The switch on 12 August 2009 will be followed by people further to the west a week later and viewers in parts of south and central Wales on 26 August.
From those dates, anyone without a digital TV or adaptor box will not be able to watch television.
The traditional analogue signal will be turned off throughout Wales by 2010.
The signal will be turned off one transmitter at a time.
The first to go will be the Kilvey Hill transmitter group, which serves the Swansea area, on 12 August next year.
The Preseli transmitter, serving south west Wales, goes on 18 August 2009, followed by the Carmel transmitter on 26 August.
The analogue signal throughout west Wales is expected to end from next year.
The change will allow almost every household in Wales to pick up digital television through an aerial.
Most existing televisions can be converted to pick up digital television through an aerial, satellite dish or cable.
Nearly nine in 10 Welsh households can already watch digital television on their main set, according to the latest figures from the Digital UK/Ofcom tracker survey.
That figure is slightly higher than the average across the UK.
People aged over 75, and blind and some disabled people are entitled to help to adapt their main television set.
But all sets will need to be adapted before the switch off dates.
Gwenllian Carr, Digital UK's national manager for Wales said: "West Wales is the first part of the country to go digital and Wales will be the first country in the UK to complete the digital process."
"Many, many people across west Wales have already gone digital."
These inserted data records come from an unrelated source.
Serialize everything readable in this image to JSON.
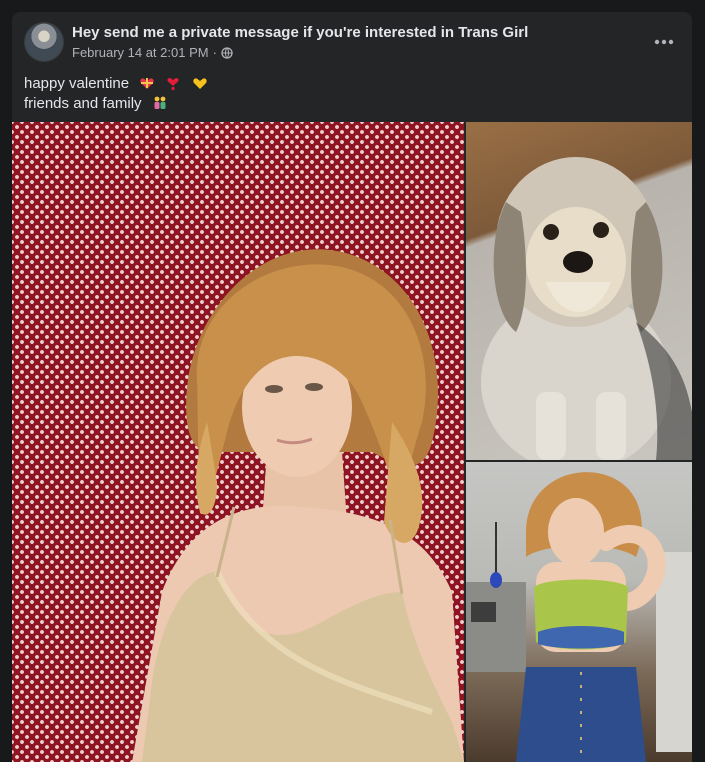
{
  "post": {
    "author": "Hey send me a private message if you're interested in Trans Girl",
    "timestamp": "February 14 at 2:01 PM",
    "separator": "·",
    "privacy_icon": "globe-icon",
    "more_icon": "more-dots-icon",
    "text_line1": "happy valentine",
    "text_line2": "friends and family",
    "line1_emojis": [
      "gift-heart-emoji",
      "heart-exclamation-emoji",
      "yellow-heart-emoji"
    ],
    "line2_emojis": [
      "family-emoji"
    ]
  },
  "photos": [
    {
      "name": "portrait-red-backdrop"
    },
    {
      "name": "dog-photo"
    },
    {
      "name": "mirror-selfie"
    }
  ],
  "colors": {
    "card_bg": "#242526",
    "page_bg": "#18191a",
    "text_primary": "#e4e6eb",
    "text_secondary": "#b0b3b8"
  }
}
"That leaves us with a small minority of people who may need help to go digital and we're here to help them," she said.
Digital UK was set up by the BBC and the other public service broadcasters in 2005 to help the conversion process.
The switch over is taking place in stages, starting in November in the Scottish Borders and finishing in 2012 in Northern Ireland.
A small number of homes in two Carmarthenshire villages took part in a trial to switch over to digital at the end of 2004.
Turning off the analogue signal will free air waves to be used for other services, such as wireless broadband, mobile television and high definition channels on Freeview.
The Digital UK helpline is 08456 50 50 50 (08458 48 48 48 for Welsh-speakers).